EN QUARANTAINE, LA MORT ET L'ENNUI DANS LES MAISONS DE FREETOWN
Freetown, 8 nov 2014 (AFP) - Dans les foyers en quarantaine dans les collines de Freetown, la capitale sierra-léonaise où sévit le virus Ebola, la distribution alimentaire de l'ONU vient rompre la monotonie des journées qui s'écoulent sous l'oeil suspicieux des voisins.
La mort a frappé à leur porte, emportant un parent et condamnant le reste de la famille à la réclusion pour 21 jours, le temps d'incubation possible du virus qui a déjà fait près de 5.000 décès dans la région, dont plus de 1.100 en Sierra Leone.
Chez Amasoula Kagome, la quarantaine allait être levée la semaine dernière quand sa mère est morte à son tour, reconduisant d'autant l'enfermement. La jeune fille de 19 ans a ainsi perdu en moins d'un mois son père, puis sa mère qui s'était occupée de lui, et reste seule pour veiller sur quatre frères et soeurs, dont le plus jeune a 3 ans.
En débardeur gris sur le pas de sa porte, en compagnie des proches et des voisins condamnés eux aussi au retranchement, elle observe l'arrivée des véhicules du Programme alimentaire mondial (PAM) qui vient livrer en contrebas de leurs maisons sacs de maïs, huile de palme, sel et farines enrichies.
Des rations sans fantaisie qui permettent de parer à l'urgence. Janet James et Gbessay Torpoh, les employées du PAM qui ont organisé la tournée, répertorient le nombre d'individus cloîtrés et notent les numéros de portable des chefs de famille, sans s'approcher.
La maison est perchée sur un rocher du quartier populaire de Dwarzak où s'entassent en étages les baraques de guingois: on se parle à distance en haussant la voix, les récipiendaires descendront chercher leurs sacs après le départ des équipes.
Un soldat et deux policiers sont postés aux abords: victimes et suspects, les habitants sous quarantaine sont surveillés, car la tentation de s'échapper est forte pour se soustraire au malheur, ou simplement pour se nourrir.

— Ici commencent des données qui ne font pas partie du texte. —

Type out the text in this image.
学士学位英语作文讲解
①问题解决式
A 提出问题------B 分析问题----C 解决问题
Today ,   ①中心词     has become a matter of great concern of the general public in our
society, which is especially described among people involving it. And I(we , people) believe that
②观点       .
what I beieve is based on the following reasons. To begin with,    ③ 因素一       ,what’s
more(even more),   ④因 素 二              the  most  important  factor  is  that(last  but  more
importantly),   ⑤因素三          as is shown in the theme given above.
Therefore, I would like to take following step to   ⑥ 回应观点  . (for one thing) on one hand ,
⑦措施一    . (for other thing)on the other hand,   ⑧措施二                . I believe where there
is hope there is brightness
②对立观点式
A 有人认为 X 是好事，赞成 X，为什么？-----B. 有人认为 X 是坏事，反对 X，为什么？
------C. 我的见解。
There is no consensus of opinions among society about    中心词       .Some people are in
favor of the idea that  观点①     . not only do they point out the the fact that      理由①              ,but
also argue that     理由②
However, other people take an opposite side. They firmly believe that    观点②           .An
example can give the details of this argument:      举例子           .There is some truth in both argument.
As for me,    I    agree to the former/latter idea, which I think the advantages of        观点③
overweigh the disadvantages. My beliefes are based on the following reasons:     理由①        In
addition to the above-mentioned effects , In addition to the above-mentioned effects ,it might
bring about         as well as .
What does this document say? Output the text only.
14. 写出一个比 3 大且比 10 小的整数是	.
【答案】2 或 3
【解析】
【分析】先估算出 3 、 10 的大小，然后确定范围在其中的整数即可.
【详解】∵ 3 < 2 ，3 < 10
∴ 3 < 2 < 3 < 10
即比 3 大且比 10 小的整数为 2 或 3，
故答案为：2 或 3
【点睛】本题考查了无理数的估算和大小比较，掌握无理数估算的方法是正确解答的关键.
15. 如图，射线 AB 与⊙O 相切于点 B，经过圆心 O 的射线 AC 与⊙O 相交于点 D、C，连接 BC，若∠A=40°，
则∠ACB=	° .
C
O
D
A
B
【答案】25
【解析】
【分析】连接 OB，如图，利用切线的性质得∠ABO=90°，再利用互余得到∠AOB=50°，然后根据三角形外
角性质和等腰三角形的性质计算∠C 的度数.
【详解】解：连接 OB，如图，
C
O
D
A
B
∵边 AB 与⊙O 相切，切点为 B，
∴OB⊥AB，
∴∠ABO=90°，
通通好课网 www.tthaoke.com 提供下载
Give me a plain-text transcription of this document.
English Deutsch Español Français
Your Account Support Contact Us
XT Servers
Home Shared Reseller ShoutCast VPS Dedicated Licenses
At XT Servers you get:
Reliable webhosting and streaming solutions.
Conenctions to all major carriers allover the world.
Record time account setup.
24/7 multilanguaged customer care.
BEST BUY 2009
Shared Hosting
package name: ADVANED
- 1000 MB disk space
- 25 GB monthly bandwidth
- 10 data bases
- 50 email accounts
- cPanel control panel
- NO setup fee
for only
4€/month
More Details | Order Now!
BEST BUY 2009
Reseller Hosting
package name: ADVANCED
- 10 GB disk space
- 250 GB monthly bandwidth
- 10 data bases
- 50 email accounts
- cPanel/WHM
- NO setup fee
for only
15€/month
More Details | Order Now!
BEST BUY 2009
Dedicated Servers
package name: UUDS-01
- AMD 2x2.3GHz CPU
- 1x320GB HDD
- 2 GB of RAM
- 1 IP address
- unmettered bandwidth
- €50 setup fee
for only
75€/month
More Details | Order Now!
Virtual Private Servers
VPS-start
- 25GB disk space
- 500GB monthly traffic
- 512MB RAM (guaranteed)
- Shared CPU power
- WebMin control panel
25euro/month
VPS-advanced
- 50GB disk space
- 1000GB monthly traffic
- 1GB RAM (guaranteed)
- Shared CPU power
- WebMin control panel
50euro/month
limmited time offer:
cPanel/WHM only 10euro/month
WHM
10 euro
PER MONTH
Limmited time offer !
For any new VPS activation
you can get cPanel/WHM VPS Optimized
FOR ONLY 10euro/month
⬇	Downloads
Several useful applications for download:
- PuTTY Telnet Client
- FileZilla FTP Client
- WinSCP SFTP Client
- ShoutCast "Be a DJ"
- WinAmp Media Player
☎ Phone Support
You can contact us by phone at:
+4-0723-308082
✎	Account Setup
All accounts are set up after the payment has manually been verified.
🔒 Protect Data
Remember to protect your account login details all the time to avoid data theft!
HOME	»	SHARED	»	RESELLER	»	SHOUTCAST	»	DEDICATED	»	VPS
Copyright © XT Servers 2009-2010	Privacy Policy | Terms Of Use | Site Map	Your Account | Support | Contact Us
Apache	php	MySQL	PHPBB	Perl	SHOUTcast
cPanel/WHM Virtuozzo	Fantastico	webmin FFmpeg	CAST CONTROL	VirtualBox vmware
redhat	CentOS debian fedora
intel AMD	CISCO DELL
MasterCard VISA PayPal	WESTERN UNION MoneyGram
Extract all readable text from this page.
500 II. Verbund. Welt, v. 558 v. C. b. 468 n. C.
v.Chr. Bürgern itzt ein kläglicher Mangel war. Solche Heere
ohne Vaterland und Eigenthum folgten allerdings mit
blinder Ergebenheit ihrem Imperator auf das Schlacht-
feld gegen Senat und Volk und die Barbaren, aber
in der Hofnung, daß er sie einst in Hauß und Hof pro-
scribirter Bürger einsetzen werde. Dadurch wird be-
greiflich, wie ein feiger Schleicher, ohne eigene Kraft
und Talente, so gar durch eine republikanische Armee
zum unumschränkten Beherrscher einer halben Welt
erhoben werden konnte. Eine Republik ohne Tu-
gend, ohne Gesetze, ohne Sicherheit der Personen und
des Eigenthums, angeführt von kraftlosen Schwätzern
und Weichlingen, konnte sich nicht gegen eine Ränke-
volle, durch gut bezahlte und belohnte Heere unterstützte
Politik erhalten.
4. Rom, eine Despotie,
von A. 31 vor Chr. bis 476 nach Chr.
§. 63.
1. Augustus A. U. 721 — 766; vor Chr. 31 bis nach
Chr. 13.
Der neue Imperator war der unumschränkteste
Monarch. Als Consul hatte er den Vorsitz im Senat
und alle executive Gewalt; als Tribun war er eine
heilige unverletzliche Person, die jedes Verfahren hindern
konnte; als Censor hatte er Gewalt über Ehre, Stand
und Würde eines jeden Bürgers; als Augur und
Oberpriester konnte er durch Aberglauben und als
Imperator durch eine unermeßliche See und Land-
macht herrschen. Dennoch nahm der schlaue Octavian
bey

Ce qu'a remarqué mercredi le président Ernest Bai Koroma: remerciant le PAM pour son action, il a souligné l'importance de ces distributions aux populations en quarantaine, afin de ne donner aux familles aucun motif de sortir en quête de vivres.
- Stigmatisation et ennui mortel -
"Mais dans beaucoup de cas, surtout à la campagne, la surveillance est inexistante: le pays n'a simplement pas les moyens de poster des soldats devant chaque site en quarantaine", relève Djaounsede Pardon, porte-parole du PAM à Freetown, où l'agence de l'ONU, habituée à secourir massivement des populations en détresse doit se livrer à du sur-mesure, maison par maison.
Parfois les personnes concernées vadrouillent tranquillement hors de chez elles. Ou plient carrément bagages à la nuit, après que le confinement leur a été annoncé, rapporte le responsable d'une agence humanitaire sous couvert d'anonymat.
"La quarantaine reste mal comprise des habitants", reconnaît Janet James: "Elle suscite la peur du voisinage, la stigmatisation des victimes". L'ennui aussi, la perte de tout revenu, la fin des études aussi pour Amasoula.
"Les voisins restent à l'écart, il arrive même qu'ils se moquent", assure-t-elle depuis son promontoire. Assise près d'elle sur un rocher, une voisine en pleure. L'arrivée du convoi du PAM dans la ruelle escarpée et boueuse, ouvert par le gyrophare d'une ambulance, a suscité l'angoisse dans les yeux des riverains qui surveillent maintenant de loin la distribution.
Pour arrêter Ebola, le président a décrété l'état d'urgence le 31 juillet, accompagné de la mise en quarantaine des maisons contaminées. Face à l'avancée du virus, les autorités ont aussi opté pour l'isolement des provinces les plus touchées dès le mois d'août, dans l'Est, puis en septembre dans l'Ouest.
En vain: c'est en Sierra Leone que l'épidémie progresse le plus. Dans un pays où plus personne ne se serre la main, où les contacts directs sont proscrits, les familles restent serrées à six parfois dans une pièce, note Janet. Pas de contact?
Amasoula - qui a sans doute veillé sa mère mourante - hoche la tête: elle doit bien s'occuper de son frère de 3 ans. Mais tant pis pour les autres: elle les console de loin, sans les toucher.